Transportation & Vehicle Safety Policy
 

Study

Evaluating Feedback and Alerting Technologies for Teen Drivers

Sixty newly licensed teen drivers will be enrolled in this study from two different sites: thirty from the suburban Washington, DC, area, and thirty from rural Iowa. The two very different sites will allow us to sample a diverse array of driving environments that pose different challenges to newly licensed drivers. In rural areas, young drivers face an increased risk of single vehicle crashes (Chen et al., 2009; Peek-Asa, Britton, Young, Pawlovich, & Falb, 2010), with roadway curves and speeding being significant contributing factors (Chen et al., 2009). In contrast, young drivers in urban areas are more likely to be involved in multi-vehicle crashes, especially rear-end and broadside (Peek-Asa et al., 2010), and to have higher crash rates overall (Chen et al., 2009). 
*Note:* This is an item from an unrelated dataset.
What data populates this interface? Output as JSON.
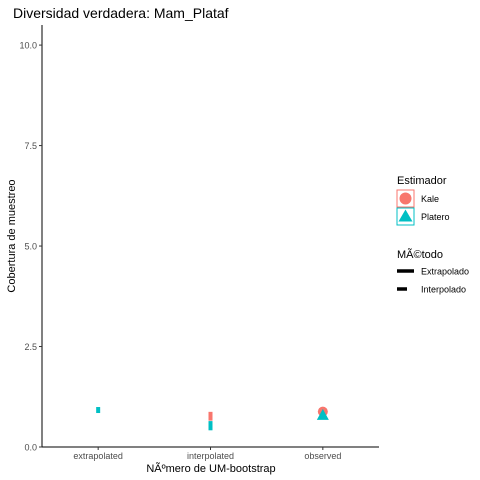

When a participant is enrolled in the study, Best Buy will install a DriveCam event data recorder in his or her vehicle within a month of licensure. All participant vehicles will be equipped with identical equipment for 20 weeks of data collection. When the vehicle experiences a lateral or longitudinal acceleration in excess of a pre-determined threshold , a 12-second video clip is recorded. All feedback to participants will be based on these triggered events. In addition, video will also be recorded when the status of the ignition switch goes from on to off (i.e., end of trip) for the purpose of driver identification. The driver ID video will also capture driver and passenger safety belt usage.

The objective is to evaluate the following research questions using two cohorts of newly licensed drivers:

  1. To what extent do two technology-based interventions, one including video feedback and one non-video feedback, reduce unsafe driving behaviors of newly licensed teen drivers relative to a control group, as well as to a baseline period?
  2. To what extent does including video with the intervention produce a significantly different effect than the same intervention without the video?

  3. What are teens’ and parents’ attitudes and impressions about the interventions in terms of acceptability, usefulness, and benefits to driving safety?